As a perfect marriage between language and framework, we chose Spring Boot 3.0.1 as our backbone. Spring is an extremely mature framework with an extensive ecosystem which allows developers to build reliable software at low cost. In the latest versions, Spring has applied a series of performance improvements with high scalability features.
Our choice of one of the top 5 databases and also an open source platform, Postgres, followed the same criteria for scalability and maintainability. Highly configurable and with a strong supportive community, Postgres integrates fairly well with Spring and Java ecosystems. In the last few years, Postgres community has become more active in the release of new and improved versions allowing developers to maximize new paradigms and distributed systems.
Waivr’s modern architecture takes advantage of containerization via Docker with integrated deployment to Kubernetes cluster in AWS. This infrastructure has allowed us to prepare our Microservice environment progressively.

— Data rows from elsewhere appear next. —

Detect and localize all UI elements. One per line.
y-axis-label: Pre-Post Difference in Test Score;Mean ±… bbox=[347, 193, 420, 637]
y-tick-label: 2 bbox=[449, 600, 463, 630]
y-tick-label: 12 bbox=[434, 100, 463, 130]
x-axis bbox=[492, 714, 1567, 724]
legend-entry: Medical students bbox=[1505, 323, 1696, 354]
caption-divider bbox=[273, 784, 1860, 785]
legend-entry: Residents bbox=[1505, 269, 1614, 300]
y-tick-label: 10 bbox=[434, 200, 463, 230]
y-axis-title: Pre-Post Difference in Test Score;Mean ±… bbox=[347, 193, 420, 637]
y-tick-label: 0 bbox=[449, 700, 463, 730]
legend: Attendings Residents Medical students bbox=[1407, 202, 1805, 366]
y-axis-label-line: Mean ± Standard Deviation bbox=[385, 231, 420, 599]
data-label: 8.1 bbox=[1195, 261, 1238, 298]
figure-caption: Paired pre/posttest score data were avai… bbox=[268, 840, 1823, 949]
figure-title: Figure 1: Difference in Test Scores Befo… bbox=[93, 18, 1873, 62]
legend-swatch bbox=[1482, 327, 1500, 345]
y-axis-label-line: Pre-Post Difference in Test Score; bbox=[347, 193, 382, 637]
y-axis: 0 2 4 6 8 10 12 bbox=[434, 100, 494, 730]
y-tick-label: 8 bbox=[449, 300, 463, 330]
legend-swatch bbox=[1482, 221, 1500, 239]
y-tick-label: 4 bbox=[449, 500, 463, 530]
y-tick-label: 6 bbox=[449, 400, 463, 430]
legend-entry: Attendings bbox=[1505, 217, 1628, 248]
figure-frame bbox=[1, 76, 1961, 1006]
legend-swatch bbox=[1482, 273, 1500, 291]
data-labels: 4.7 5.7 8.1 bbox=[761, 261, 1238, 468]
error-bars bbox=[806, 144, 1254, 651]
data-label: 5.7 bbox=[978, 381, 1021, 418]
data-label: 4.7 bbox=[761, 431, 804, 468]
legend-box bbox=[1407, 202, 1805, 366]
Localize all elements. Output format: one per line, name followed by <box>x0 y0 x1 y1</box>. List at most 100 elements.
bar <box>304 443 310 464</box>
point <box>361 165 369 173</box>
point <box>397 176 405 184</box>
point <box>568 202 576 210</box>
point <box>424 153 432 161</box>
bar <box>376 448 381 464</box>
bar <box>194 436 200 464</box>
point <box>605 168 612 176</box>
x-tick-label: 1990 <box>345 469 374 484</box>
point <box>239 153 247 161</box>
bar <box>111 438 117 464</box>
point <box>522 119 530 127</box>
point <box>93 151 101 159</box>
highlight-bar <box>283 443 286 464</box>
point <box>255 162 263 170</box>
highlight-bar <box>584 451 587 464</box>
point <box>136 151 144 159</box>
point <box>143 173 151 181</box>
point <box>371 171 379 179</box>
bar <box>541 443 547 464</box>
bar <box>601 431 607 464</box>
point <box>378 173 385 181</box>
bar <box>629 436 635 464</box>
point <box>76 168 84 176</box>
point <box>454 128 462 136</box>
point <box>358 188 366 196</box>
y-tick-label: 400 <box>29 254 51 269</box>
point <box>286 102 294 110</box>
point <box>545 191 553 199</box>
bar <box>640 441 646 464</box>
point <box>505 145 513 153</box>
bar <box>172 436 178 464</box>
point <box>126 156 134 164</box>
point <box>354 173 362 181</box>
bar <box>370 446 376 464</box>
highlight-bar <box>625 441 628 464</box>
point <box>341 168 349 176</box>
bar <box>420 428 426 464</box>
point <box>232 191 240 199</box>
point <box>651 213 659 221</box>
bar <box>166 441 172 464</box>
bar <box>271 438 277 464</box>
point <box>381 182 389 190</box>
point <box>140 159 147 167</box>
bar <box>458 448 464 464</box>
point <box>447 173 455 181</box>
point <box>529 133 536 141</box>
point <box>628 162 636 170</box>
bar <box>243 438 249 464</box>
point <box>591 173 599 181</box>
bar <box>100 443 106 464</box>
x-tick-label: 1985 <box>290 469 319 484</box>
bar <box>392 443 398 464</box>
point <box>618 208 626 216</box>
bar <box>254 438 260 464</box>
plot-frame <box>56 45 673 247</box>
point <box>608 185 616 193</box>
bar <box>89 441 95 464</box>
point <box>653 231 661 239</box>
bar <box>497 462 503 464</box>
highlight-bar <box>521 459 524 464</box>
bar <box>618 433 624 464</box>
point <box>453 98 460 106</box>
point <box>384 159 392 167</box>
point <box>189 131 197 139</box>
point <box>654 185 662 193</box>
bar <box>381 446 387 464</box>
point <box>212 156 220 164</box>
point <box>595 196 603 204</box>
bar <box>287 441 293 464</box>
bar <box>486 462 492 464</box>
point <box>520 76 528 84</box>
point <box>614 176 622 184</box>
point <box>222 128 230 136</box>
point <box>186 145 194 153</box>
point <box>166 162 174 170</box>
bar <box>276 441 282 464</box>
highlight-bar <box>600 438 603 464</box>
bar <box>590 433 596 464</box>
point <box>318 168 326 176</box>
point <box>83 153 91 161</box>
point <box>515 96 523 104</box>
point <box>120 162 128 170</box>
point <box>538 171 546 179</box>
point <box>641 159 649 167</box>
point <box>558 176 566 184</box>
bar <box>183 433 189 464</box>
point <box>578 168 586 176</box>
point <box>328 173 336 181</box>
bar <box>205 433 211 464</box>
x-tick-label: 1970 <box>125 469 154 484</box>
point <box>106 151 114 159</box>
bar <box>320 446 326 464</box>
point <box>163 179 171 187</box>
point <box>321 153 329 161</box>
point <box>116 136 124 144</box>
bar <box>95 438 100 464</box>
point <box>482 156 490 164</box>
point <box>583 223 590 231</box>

Composed of two Microservices at the present moment, we have set the ground for a fast pace and highly scalable infrastructure where teams can work together and promote changes and new services at demand with low costs.
However, no infrastructure can grow with manual intervention from the engineering team. One of the major reasons we leverage Github Actions as our CI/CD (Continuous Integration and Continuous Delivery) platform. Any new feature passes a pipeline that will run, test, validate, enforce, deploy and verify the pull requests. Our commitment to a disciplined culture of high-quality development is intrinsic at Waivr. We are not building any system, but building the future of the company and our customers' trust.
Building Microservices, of course, requires a high level of componentization. At Waivr, we understand that in order to create upper scale systems, we must first have great composable libraries that the engineering team can leverage while building systems. A set of libraries created and maintained by our engineering team follows the same CI/CD principles to deliver our services. Each and every library contains a set of finite steps to ensure high quality and then is published to an artifact repository.
The image below shows a few libraries and their inter-correlation. So many, right? Do you believe that there are even more? Now listen to me when I say, Waivr has a strong automated CI to ensure our growth.
Alright, I know this is jam packed! Nonetheless, we have explored how Waivr’s infrastructure is designed for success! As with any living software, improvements will be implemented, all with the same goal: Creating the best software with the highest quality for our customers!